Simple Webscraper for Hacker News
2 minute read
HackerNews Webscraper
Post Class
class Post
attr_accessor :title, :url, :points, :item_id
def initialize(title, url, points, item_id)
@title = title
@url = url
@points = points
@item_id = item_id
@comments = []
end
def comments
@comments
end
def add_comment(comment_object)
@comments << comment_object
end
end
Comment Class
class Comment
attr_accessor :user_name, :comment_text
def initialize(user_name, comment_text)
@user_name = user_name
@comment_text = comment_text
end
def to_s
"User: #{@user_name} Comment: #{@comment_text}"
end
end
Webscraper
@url = ARGV[0]
PAGE = Nokogiri::HTML(open(@url))
@title = PAGE.css('title')[0]
@points = PAGE.search('.subtext > span:first-child')

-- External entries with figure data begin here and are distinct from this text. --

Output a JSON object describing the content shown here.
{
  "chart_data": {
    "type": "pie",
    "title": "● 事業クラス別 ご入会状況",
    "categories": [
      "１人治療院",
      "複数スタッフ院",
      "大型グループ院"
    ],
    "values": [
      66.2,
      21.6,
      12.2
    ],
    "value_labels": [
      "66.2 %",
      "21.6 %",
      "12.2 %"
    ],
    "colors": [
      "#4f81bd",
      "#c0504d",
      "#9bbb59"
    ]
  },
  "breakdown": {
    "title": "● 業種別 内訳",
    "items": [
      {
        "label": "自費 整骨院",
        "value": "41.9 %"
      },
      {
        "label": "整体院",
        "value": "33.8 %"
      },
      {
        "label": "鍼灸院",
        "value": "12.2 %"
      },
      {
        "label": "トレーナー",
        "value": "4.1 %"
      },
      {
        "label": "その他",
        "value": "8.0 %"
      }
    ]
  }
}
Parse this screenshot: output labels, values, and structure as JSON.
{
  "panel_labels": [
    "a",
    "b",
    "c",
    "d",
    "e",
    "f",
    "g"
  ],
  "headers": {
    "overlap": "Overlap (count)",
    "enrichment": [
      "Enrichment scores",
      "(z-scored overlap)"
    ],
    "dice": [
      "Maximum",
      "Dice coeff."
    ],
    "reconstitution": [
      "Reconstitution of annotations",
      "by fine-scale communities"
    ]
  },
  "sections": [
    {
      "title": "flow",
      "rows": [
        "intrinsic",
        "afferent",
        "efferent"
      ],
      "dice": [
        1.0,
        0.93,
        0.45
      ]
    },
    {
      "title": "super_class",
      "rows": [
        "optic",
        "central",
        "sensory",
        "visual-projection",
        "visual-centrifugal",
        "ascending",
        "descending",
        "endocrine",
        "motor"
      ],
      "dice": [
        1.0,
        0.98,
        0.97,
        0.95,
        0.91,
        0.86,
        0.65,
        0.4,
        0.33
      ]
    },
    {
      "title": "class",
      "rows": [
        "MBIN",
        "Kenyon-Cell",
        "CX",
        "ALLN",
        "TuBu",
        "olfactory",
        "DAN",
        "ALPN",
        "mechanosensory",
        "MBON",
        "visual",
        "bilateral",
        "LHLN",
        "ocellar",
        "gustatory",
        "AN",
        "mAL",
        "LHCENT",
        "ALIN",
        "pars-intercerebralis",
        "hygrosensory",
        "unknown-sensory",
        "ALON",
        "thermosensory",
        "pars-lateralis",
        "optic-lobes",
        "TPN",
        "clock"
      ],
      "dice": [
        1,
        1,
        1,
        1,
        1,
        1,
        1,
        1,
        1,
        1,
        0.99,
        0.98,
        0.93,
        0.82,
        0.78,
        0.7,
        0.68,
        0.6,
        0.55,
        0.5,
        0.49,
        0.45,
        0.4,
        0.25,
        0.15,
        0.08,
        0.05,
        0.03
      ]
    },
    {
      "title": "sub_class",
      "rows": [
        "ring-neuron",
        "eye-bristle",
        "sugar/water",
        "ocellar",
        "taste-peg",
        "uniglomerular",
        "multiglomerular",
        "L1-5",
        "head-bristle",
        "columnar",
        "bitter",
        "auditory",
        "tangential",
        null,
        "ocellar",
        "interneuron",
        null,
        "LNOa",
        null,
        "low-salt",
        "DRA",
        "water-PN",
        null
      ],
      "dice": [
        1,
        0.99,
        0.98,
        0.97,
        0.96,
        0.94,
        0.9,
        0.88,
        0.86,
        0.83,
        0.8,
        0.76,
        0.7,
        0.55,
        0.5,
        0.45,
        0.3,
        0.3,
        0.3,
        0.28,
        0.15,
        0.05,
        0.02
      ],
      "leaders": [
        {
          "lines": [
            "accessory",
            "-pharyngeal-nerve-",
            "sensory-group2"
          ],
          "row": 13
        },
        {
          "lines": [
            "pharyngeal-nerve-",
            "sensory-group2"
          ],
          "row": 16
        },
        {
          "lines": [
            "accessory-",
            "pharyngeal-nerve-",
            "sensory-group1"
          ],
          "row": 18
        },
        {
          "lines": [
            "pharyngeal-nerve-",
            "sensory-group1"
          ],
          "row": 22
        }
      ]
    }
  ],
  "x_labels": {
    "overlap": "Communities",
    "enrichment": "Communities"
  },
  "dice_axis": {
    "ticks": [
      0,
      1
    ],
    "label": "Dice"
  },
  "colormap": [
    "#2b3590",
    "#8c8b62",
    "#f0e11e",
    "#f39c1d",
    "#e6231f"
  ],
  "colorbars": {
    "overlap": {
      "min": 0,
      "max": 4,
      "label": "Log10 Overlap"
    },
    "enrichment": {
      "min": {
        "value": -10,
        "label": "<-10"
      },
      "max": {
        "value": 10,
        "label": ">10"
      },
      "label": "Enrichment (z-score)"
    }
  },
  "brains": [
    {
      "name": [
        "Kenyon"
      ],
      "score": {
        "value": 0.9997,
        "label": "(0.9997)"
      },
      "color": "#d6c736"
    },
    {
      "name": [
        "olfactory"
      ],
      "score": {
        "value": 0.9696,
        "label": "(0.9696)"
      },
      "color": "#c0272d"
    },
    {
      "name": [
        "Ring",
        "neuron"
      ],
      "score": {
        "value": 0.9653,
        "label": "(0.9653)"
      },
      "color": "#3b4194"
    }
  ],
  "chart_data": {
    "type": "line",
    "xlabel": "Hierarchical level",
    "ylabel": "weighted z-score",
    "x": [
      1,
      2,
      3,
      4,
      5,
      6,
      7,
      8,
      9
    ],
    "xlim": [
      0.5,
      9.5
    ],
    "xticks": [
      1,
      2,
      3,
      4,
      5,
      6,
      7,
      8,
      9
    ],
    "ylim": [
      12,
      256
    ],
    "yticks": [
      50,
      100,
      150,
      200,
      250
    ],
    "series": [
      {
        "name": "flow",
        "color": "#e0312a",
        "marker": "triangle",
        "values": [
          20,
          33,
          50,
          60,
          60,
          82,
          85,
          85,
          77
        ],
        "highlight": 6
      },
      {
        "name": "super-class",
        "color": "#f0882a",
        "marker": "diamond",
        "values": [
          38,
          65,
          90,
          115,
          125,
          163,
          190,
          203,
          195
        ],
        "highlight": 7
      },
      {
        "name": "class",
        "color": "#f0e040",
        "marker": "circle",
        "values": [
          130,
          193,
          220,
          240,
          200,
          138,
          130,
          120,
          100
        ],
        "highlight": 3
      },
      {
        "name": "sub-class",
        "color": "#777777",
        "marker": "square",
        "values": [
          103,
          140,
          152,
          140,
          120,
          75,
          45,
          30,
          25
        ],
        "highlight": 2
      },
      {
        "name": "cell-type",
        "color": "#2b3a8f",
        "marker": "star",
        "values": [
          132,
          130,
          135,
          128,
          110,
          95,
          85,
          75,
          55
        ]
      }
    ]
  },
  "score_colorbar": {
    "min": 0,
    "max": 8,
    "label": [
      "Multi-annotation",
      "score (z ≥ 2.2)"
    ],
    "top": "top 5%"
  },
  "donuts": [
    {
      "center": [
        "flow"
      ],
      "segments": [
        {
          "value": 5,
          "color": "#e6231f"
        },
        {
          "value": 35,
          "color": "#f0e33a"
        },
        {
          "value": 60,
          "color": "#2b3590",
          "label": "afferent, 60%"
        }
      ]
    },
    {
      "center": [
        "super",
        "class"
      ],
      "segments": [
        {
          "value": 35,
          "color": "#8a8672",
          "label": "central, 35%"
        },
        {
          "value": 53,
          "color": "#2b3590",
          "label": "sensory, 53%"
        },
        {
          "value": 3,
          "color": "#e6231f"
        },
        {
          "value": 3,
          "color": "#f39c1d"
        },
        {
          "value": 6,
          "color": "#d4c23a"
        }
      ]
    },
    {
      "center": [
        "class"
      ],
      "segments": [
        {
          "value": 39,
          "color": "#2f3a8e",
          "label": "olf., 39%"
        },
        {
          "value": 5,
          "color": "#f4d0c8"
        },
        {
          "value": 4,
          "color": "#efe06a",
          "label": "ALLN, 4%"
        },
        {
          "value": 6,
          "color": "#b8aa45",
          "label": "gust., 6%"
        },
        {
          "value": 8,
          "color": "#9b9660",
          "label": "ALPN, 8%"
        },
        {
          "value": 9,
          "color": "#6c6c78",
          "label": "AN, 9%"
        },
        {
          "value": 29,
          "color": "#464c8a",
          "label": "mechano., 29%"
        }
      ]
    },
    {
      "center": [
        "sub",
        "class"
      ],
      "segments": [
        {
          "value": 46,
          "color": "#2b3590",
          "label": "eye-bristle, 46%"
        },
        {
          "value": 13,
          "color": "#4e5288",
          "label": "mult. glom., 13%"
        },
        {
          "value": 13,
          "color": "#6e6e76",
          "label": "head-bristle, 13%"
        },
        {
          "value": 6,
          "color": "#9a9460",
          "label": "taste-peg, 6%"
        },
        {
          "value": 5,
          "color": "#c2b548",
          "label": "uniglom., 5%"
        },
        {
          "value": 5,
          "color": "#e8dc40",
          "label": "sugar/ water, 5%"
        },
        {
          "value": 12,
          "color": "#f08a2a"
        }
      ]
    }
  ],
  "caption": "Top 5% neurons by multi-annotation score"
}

@item_id = PAGE.search('.subtext > a:nth-child(3)').map {|link| link['href'] }
post = Post.new(@title.text, @url, @points.text, to_split(@item_id, "=")[1])
PAGE.search('.default').map do |font|
user_name = font.search('.comhead > a:first-child').text
comment_text = font.search('font:first-child').inner_text
comment = Comment.new(user_name, comment_text)
post.add_comment(comment)
end
Showcased above is a simple little webscraper created using the ruby gem Nokogiri. Using this gem I was able to scrape a post on the website HackerNews, and download the html rendering of the page. Implementing standard methods included with the Nokogiri Gem I was able to parse the necessary data needed to convey what I thought to be the relevant information about the post and its commenters.